Parallelizing Astronomical Source Extraction on the GPU

In astronomical observatory projects, raw images are processed so that information about the celestial objects in the images is extracted into catalogs. As such, this source extraction is the basis for the various analysis tasks that are subsequently performed on the catalog products. With the rapid progress of new, large astronomical projects, observational images will be produced every few seconds. This high speed of image production requires fast source extraction. Unfortunately, current source extraction tools cannot meet the speed requirement. To address this problem, we propose to use the GPU (Graphics Processing Unit) to accelerate source extraction.
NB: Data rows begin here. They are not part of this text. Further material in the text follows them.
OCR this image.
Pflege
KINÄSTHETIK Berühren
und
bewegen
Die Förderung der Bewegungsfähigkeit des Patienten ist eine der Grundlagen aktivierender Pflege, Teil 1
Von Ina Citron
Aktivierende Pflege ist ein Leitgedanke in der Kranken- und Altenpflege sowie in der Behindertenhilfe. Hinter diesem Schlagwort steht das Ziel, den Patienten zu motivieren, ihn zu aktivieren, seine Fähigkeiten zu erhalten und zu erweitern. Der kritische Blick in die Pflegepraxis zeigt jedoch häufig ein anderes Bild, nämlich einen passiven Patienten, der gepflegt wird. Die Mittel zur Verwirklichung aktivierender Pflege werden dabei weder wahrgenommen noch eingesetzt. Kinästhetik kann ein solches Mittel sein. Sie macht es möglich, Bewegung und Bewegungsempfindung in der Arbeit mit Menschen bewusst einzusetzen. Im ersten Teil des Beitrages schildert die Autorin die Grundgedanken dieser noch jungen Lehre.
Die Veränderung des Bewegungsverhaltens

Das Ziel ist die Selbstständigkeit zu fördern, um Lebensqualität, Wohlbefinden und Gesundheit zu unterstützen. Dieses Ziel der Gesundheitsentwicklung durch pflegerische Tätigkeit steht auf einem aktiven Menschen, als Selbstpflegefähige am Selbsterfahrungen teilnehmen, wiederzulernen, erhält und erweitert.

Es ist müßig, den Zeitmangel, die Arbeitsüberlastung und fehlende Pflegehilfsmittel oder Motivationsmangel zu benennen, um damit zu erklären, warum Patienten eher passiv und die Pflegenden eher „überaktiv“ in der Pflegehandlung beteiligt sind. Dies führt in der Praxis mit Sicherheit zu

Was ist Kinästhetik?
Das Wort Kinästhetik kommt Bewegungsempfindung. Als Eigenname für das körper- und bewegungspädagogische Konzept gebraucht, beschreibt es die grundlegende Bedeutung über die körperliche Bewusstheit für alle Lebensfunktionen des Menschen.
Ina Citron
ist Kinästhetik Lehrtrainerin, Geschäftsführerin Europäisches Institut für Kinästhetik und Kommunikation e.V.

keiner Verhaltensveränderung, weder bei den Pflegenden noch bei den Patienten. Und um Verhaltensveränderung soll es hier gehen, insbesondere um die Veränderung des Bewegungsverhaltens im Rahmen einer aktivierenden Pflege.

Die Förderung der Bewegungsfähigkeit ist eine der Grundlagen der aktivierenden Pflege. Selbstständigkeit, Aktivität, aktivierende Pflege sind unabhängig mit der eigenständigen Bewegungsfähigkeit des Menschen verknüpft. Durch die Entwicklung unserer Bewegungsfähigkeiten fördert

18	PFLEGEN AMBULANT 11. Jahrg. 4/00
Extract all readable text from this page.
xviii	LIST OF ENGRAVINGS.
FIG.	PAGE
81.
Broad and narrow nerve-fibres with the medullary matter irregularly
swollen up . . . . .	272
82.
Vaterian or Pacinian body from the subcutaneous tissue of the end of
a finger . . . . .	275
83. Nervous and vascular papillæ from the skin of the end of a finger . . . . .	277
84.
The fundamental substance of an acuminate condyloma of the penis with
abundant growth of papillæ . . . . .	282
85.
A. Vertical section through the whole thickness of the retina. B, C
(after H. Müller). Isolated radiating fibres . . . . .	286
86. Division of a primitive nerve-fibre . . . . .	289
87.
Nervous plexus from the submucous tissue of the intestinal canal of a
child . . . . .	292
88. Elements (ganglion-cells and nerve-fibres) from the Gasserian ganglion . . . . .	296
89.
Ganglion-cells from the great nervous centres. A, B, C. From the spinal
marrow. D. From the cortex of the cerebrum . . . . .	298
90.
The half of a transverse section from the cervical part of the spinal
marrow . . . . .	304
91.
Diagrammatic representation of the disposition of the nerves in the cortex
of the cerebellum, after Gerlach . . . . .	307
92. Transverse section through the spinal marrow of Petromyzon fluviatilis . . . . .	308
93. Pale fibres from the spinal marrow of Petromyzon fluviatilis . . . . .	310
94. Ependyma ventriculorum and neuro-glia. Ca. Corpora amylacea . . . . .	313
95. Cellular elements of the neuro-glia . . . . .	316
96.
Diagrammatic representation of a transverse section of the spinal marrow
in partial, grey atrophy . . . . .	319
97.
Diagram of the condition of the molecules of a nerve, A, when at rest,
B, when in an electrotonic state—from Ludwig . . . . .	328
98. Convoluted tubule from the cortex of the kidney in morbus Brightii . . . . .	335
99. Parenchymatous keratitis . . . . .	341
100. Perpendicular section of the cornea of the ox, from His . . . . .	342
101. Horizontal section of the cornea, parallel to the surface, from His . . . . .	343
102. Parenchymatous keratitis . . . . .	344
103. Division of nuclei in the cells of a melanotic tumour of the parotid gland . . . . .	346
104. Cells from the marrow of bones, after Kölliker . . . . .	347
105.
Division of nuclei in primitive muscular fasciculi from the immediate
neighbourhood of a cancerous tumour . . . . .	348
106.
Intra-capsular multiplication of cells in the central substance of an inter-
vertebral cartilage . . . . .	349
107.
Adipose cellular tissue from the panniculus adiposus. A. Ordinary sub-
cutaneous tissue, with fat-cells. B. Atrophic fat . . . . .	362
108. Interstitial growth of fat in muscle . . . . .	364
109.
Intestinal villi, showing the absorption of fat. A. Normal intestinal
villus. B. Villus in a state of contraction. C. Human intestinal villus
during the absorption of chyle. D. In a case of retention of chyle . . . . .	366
Specifically, we start from SExtractor, an astronomical source extraction tool widely used in astronomy projects, and study its parallelization on the GPU. We identify the object detection and deblending components as the most complex and time-consuming, and design a parallel connected component labelling algorithm for detection and a parallel object tree pruning method for deblending respectively on the GPU. We further parallelize other components, including cleaning, background subtraction, and measurement, effectively on the GPU, such that the entire source extraction is done on the GPU. We have evaluated our GPU-SExtractor in comparison with the original SExtractor on a desktop with an Intel i7 CPU and an NVIDIA GTX670 GPU on a set of real-world and synthetic astronomical images of different sizes. Our results show that the GPU-SExtractor outperforms the original SExtractor by a factor of 6, taking a merely 1.9 second to process a typical 4KX4K image containing 167 thousands objects.